I love to find patterns in numbers. I like transparency and honesty. I dislike chartjunk–and I’m probably more hardassed about chartjunk than serves me well, specifically the most common form of misleading charts: Those with non-zero axes. Even with labels, such charts inherently exaggerate differences and trends: You may glance at the numbers on the left axis, but what you see first is the enormous change.
As perhaps the most widespread and one of the worst examples: Stock market daily-change charts. Most stock-market quick charts I see are about as bad as they can get, as the axis and scale are always designed to make the day’s movement–no matter how minor–take up the full chart. The only leavening factor is that most charts are hour-by-hour during the day.
Yes, I know, given that stock charts tend to be fairly small, they’d be too boring to even publish if they used zero axes, and excitement usually trumps meaningfulness. Such are media.
I believe I could do both derivative and longitudinal studies (and I hear some minds snapping shut right there–“derivative” in this case is things like circulation per capita or calculated return on investment; “longitudinal” is looking at change over time) that would be honest, transparent, and written well enough to be usable by librarians who are nervous about numbers–but perhaps not by those who are “anti-numerate” rather than just innumerate.
I know there are interesting numbers that I don’t believe are well-reported.
I suspect that one issue in getting librarians to pay attention to numbers might be that some of the best reports–including those from IMLS (although they’re prone to non-zero axes)–are overwhelming. A 230-page PDF may be what’s needed to report properly, but that’s huge.
I wonder whether librarians would be well-served by, and would be responsive to, relatively brief reports, one for each state and library size group (the 10 HAPLR divisions work well), that provide some quick longitudinal charts, some information that looks not only at totals and averages but, more usefully (in my opinion), at medians and 80% figures (and the like), and both of those on some derivative measures that could be useful to see where your own library stands. (The brief reports backed up by a clear, honest, transparent description of what’s behind them.)
And I think I could do those, and do them well, with clear language supplementing a relatively small number of graphs and even smaller number of tables in each report.
On the other hand…
I wonder whether there’s much demand for this sort of thing.
Using the table of state public library data sources provided by Colorado’s Library Research Service, I clicked through to data for the first 30 or so states.
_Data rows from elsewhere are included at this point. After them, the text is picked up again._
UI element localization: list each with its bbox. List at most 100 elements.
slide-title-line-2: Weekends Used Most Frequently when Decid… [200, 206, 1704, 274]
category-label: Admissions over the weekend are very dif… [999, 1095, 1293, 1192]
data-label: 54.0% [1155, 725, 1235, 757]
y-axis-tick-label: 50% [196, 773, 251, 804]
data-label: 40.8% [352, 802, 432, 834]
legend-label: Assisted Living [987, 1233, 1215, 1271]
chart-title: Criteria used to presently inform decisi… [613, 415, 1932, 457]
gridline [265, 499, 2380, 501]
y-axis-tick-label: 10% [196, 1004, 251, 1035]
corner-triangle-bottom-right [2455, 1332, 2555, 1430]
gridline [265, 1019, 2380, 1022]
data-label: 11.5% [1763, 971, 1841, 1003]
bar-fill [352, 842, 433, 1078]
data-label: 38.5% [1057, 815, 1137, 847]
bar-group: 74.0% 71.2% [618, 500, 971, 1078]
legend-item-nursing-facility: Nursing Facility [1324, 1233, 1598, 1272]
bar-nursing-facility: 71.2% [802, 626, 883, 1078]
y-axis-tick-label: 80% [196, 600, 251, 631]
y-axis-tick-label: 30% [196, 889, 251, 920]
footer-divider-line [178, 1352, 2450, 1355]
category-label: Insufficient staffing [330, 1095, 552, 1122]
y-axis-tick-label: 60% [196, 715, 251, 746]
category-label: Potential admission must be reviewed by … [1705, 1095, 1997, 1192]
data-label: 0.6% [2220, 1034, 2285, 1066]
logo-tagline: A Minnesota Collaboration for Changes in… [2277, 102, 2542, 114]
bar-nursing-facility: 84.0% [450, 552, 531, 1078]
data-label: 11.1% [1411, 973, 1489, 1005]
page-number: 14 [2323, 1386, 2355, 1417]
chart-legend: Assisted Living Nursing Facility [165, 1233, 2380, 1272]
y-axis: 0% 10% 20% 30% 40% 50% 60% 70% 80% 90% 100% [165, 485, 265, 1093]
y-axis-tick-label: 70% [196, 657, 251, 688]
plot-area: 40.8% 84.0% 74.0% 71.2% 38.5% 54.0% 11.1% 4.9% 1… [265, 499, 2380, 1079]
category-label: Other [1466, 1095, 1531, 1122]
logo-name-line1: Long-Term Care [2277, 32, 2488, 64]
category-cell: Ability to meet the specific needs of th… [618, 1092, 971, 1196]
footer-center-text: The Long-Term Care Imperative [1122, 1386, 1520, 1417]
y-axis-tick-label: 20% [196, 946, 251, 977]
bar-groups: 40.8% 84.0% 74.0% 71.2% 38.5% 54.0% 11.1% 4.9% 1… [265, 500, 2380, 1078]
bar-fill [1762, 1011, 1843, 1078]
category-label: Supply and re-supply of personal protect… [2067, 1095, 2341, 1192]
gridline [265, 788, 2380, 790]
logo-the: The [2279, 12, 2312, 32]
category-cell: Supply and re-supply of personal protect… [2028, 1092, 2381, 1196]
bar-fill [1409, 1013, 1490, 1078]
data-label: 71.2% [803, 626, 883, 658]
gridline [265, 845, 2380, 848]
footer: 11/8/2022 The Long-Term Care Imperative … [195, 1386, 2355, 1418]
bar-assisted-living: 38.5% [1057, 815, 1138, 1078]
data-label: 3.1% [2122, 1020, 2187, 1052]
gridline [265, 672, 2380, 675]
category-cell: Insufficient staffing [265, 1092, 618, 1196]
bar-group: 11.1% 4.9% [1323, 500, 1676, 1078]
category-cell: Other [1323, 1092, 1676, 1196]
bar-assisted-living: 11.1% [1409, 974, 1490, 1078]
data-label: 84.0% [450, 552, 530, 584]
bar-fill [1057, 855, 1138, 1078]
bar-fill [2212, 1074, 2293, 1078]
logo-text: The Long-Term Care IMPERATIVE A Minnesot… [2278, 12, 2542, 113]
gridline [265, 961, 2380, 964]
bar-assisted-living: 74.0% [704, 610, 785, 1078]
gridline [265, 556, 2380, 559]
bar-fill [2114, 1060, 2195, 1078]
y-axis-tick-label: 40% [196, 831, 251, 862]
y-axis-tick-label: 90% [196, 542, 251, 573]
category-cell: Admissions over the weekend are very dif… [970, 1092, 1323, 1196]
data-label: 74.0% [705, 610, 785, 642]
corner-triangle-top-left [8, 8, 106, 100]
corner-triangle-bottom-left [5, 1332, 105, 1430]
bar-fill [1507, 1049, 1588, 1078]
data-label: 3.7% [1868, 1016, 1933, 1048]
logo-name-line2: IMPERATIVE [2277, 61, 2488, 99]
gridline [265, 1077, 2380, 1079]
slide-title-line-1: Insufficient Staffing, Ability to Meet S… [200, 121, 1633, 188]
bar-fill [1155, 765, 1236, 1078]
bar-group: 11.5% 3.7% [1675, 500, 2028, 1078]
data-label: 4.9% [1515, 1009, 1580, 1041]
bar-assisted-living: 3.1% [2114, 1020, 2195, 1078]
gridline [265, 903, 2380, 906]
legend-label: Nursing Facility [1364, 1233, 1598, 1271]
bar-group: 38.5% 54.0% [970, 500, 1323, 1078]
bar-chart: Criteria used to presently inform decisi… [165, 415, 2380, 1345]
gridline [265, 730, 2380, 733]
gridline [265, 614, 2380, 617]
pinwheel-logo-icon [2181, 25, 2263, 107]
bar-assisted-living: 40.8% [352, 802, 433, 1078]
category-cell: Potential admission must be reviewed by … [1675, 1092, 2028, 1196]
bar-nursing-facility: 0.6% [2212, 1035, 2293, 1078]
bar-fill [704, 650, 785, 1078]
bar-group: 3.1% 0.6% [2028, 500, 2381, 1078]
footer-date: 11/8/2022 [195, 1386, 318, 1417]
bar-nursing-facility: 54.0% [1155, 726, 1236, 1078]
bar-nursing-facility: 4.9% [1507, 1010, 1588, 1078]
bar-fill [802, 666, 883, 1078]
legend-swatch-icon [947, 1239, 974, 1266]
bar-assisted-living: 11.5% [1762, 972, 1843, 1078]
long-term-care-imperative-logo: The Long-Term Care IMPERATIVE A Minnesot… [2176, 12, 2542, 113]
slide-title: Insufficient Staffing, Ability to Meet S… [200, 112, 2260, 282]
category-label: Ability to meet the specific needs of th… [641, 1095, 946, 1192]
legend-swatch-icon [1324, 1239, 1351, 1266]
I found a wide variety of results–from Connecticut’s first-rate (but long) reports with strong longitudinal work, Colorado’s excellent (if limited) reporting, California’s very good 5-year longitudinal work and Kentucky’s 25-year graphs and generally solid discussions, to a number of states with no summary reports at all, and a few with no apparent data. I’d say six of the 30 (or so) had some sort of longitudinal data.
And I wonder whether the rest don’t have such reports or data because there’s really no demand for it. (I wonder how many librarians actually read the IMLS reports–you don’t really need to go through the full 200+ pages!)
Not that I don’t see things missing in general–but I come away thinking that there’s really not enough interest to pursue this idea at all.
Am I wrong? If so, and if there’s a path to actual compensation, I’d love to hear about it (via email to waltcrawford at gmail.com–spamments are still averaging >100 per day, so I don’t check them carefully).
Otherwise, well, “Walt, idiot, nobody really wants this, and they certainly won’t pay for it.” Heck, I can tell myself that.
[Note that "nobody wants this" isn't quite the same as "nobody needs this," but it might as well be from my perspective. In either case, I'd be a greater idiot to keep pursuing it.]